N° de rôle : 09/05536











EPIC la Monnaie de [Localité 4]



c/



Monsieur [J] [W] [H]













Nature de la décision : AU FOND













Notifié par LRAR le :



LRAR non parvenue pour adresse actuelle inconnue à :



La possibilité reste ouverte à la partie intéressée de procéder par

voie de signification (acte d'huissier).



Certifié par le Greffier en Chef,





Grosse délivrée le :



à :





Décision déférée ...

COUR D'APPEL DE BORDEAUX

CHAMBRE SOCIALE - SECTION A

--------------------------

ARRÊT DU : 09 NOVEMBRE 2010

(Rédacteur : Madame Marie-Paule Descard-Mazabraud, Président)

(PH)

PRUD'HOMMES

N° de rôle : 09/05536

EPIC la Monnaie de [Localité 4]

c/

Monsieur [J] [W] [H]

Nature de la décision : AU FOND

Notifié par LRAR le :

LRAR non parvenue pour adresse actuelle inconnue à :

La possibilité reste ouverte à la partie intéressée de procéder par

voie de signification (acte d'huissier).

Certifié par le Greffier en Chef,

Grosse délivrée le :

à :

Décision déférée à la Cour : jugement rendu le 1er juillet 2009 (R.G. n° F 08/01166) par le Conseil de Prud'hommes de Bordeaux, section Industrie, suivant déclaration d'appel du 24 septembre 2009,

APPELANTE :

EPIC la Monnaie de [Localité 4], agissant en la personne de son représentant

légal domicilié en cette qualité au siège social, [Adresse 1],

Représentée par Maître Saskia Henninger, avocat au barreau de Paris,

INTIMÉ :

Monsieur [J] [W] [H], né le [Date naissance 2] 1956, demeurant [Adresse 3],

Représenté par Maître Agnès Courty, avocat au barreau de Bordeaux,

COMPOSITION DE LA COUR :

L'affaire a été débattue le 28 septembre 2010 en audience publique, devant la Cour composée de :

Madame Marie-Paule Descard-Mazabraud, Président,

Madame Maud Vignau, Président,

Madame Myriam Laloubère, Conseiller,

qui en ont délibéré.

Greffier lors des débats : Madame Françoise Atchoarena.

ARRÊT :

- contradictoire

- prononcé publiquement par mise à disposition de l'arrêt au greffe de la Cour, les parties en ayant été préalablement avisées dans les conditions prévues à l'article 450 alinéa 2 du Code de Procédure Civile.

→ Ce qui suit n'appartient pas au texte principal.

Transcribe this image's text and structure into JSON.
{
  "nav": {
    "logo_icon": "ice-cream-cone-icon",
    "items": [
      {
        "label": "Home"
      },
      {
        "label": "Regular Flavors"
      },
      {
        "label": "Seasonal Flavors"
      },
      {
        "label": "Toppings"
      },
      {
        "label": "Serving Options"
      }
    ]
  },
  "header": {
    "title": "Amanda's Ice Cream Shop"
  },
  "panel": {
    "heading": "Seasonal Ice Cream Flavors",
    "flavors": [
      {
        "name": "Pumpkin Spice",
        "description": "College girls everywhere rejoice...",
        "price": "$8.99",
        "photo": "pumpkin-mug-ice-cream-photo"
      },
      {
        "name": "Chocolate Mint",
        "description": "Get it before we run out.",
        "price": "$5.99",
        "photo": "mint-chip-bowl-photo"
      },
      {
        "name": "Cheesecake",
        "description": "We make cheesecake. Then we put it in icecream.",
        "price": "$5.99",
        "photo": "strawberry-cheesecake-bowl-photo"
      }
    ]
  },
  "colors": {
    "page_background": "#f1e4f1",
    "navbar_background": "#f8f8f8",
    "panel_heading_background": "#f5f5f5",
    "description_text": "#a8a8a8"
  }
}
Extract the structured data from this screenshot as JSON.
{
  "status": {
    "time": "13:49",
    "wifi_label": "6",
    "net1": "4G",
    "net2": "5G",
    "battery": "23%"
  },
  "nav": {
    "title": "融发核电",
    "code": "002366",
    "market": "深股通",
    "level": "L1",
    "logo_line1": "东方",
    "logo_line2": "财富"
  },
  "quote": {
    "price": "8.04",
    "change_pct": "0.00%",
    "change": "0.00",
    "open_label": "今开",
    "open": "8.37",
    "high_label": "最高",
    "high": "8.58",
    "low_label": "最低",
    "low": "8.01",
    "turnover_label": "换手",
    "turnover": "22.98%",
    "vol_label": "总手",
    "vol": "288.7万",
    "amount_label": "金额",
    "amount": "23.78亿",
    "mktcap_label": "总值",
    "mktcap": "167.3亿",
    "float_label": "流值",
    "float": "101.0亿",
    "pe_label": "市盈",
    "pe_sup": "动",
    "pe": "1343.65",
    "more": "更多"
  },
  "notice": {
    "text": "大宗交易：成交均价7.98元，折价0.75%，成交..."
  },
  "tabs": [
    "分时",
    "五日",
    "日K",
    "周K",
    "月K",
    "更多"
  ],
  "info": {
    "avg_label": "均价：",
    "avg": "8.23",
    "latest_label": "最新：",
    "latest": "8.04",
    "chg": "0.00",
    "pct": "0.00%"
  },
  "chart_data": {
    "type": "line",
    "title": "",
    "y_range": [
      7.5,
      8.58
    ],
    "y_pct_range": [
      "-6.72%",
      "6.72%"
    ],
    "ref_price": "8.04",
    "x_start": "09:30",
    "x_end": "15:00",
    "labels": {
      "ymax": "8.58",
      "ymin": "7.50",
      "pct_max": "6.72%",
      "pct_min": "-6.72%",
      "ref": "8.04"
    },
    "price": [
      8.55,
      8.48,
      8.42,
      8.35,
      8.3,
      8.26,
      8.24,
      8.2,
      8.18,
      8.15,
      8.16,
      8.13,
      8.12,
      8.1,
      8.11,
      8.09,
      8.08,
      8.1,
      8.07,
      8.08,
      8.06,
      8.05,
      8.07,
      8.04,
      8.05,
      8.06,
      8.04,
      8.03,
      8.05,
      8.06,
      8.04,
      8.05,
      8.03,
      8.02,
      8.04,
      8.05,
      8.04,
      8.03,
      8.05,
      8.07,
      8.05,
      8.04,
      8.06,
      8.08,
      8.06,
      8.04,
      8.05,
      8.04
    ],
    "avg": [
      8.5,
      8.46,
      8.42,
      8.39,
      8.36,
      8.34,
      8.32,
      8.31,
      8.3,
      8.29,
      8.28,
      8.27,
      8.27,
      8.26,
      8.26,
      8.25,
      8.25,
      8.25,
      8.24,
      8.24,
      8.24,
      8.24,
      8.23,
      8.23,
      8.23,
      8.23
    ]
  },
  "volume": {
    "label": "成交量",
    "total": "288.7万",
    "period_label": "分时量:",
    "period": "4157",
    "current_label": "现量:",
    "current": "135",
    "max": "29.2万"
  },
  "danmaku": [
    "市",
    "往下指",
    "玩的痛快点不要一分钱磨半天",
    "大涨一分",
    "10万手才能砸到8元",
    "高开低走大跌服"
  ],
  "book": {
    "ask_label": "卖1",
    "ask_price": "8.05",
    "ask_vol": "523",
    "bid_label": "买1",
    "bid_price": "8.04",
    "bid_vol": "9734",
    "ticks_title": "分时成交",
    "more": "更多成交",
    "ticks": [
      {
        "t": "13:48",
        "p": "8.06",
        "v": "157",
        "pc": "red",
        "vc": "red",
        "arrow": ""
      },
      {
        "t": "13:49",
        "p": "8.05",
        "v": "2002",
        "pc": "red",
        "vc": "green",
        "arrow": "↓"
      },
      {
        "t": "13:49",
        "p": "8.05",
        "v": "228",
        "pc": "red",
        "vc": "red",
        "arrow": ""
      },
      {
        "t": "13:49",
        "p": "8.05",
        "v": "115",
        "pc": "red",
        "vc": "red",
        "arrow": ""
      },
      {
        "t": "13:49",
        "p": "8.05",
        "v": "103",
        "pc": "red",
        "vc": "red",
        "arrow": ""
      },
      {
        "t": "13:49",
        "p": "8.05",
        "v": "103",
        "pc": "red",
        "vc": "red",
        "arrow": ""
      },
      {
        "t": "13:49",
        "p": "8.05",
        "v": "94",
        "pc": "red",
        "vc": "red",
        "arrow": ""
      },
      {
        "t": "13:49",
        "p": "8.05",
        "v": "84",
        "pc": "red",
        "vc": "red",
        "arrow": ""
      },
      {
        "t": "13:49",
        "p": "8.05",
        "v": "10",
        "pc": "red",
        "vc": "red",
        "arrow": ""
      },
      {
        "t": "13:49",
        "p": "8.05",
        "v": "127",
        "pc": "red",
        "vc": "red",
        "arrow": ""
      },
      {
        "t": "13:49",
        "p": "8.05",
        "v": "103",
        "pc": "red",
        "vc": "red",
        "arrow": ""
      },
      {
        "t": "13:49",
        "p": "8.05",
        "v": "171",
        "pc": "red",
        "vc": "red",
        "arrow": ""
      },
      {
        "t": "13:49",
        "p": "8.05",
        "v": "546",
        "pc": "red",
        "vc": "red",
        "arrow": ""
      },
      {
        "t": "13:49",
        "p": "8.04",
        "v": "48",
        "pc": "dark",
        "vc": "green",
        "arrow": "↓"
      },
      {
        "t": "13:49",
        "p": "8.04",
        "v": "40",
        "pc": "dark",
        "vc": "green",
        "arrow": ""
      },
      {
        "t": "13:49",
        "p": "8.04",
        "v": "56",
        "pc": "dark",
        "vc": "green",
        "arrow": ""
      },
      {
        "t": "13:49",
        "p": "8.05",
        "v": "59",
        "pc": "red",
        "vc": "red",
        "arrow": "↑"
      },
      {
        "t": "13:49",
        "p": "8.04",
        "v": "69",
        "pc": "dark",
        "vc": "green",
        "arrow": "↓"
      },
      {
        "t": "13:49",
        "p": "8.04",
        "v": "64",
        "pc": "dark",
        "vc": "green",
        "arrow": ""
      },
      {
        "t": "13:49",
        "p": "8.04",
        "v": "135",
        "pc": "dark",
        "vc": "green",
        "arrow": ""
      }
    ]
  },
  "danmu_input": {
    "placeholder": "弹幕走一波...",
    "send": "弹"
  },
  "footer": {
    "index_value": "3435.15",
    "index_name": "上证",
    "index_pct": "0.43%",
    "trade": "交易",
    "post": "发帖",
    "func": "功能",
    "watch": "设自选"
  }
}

M. [J] [H] a été engagé en qualité d'ouvrier d'Etat par la Direction des Monnaies et Médailles le 12 juillet 1976.

Par la suite, il est devenu Agent de Sûreté.

Le 18 janvier 2002, était trouvé dans son sac personnel, un sachet de plastique contenant 360 pièces de 2 euros.

Ce même jour, il faisait l'objet d'une mise à pied conservatoire et après respect de la procédure interne, il était licencié pour faute grave le 6 mars 2002.

Parallèlement, il était convoqué devant le Tribunal Correctionnel et par jugement en date du 28 juin 2002, il était relaxé du chef de tentative de vol.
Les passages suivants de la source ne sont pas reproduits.